Danish football club reported to FIFA for trafficking of young players

23.02.2007

By Kirsten Sparre
FIFPro - the international organisation for professional football players - has reported a Danish football club to FIFA and accused it of trafficking of young football players from Nigeria. FIFPro also attacks the Danish Football Association (DBU) for issuing international transfer certificates to the players in contravention of FIFA rules.

Since 2004 the Danish football club FC Midtjylland (FCM) has been running a football academy for young talented players from Denmark and from the club FC Ebedi in Nigeria. According to FCM’s own website all players have contracts with the club, and the players attend local schools.

But says FIFPro, as long as the players from Nigeria are under 18 years of age, the club is breaching FIFA’s regulations for the status and transfer of players by admitting them to the football academy.

Article 19.4 in FIFA’s rules does not allow international transfers of minors from Africa into the EU unless their parents are moving to the country for reasons unrelated to football. Nevertheless, the Danish Football Association (DBU) has issued international transfer certificates for each of these players.

FIFPro calls FCM’s actions for trafficking and exploitation of young players.

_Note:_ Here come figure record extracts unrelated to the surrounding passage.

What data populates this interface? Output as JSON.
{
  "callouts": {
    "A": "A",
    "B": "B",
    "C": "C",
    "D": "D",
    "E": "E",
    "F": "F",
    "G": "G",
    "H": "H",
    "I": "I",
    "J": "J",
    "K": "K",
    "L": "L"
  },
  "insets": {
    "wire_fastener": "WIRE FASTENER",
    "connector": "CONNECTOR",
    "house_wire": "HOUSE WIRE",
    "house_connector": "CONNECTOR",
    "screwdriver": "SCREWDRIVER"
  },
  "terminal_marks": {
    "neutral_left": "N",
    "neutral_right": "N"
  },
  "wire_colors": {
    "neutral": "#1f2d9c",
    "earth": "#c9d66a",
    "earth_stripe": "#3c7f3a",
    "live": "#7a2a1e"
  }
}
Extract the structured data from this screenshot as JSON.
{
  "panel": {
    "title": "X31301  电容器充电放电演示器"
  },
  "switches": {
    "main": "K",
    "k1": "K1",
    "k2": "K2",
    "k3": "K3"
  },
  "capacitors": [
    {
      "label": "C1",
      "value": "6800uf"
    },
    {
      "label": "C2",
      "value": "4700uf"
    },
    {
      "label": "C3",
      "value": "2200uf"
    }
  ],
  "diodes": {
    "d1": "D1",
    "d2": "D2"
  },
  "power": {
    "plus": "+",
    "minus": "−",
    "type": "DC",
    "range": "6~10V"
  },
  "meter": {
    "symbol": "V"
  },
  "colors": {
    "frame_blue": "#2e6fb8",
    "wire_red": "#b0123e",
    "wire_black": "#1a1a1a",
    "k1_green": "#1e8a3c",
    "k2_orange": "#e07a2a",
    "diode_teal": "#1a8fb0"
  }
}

”It is of major importance that young players from Africa are not imported the way it is happening in Denmark. The club has no right to bring the players to the country and the football association is not allowed to give them permission to play,” says Theo van Seggelen, secretary general of FIFPro, to the Danish Broadcasting Corporation.

Rule does not apply to students, claims club
The club maintains that FIFA’s article 19.4 does not apply to the players from Nigeria. In a statement on the club’s website, FCM sports director Jens Ørgaard says that the Nigerians are in Denmark primarily to study. In their spare time they play football for FCM as amateurs.

”If the offer FCM gives to its foreign students contravenes FIFA’s article 19.4, the consequence would be that citizens from outside EU that get permission to study in another country than their own, would have to give up playing football on an amateur basis in their spare time. That has never been the purpose of FIFA’s article 19,” the statement reads.

FIFPro argues that calling the players students and amateurs is not an acceptable excuse for taking in African players under the age of 18, and the organisation for professional football players also draws attention to the fact that the Danish club has made a business arrangement with a company called FCM Ghana Invest in which possible transfer income from players groomed at the academy will be distributed between the club and a person in Nigeria.

This could potentially become a very profitable arrangement for FCM. One of the Nigerian talents is Agidun Salami who is now 18. Clubs such as Italian Reggina and British Chelsea and Manchester United are interested in the young player whose pricetag is set at 15 million Danish kroner according to Danish newspaper Ekstra Bladet.

FCM will get a little less than 50 per cent of the transfer sum and the rest will be divided between FCM Ghana Invest and Salami’s agent if the player gets sold.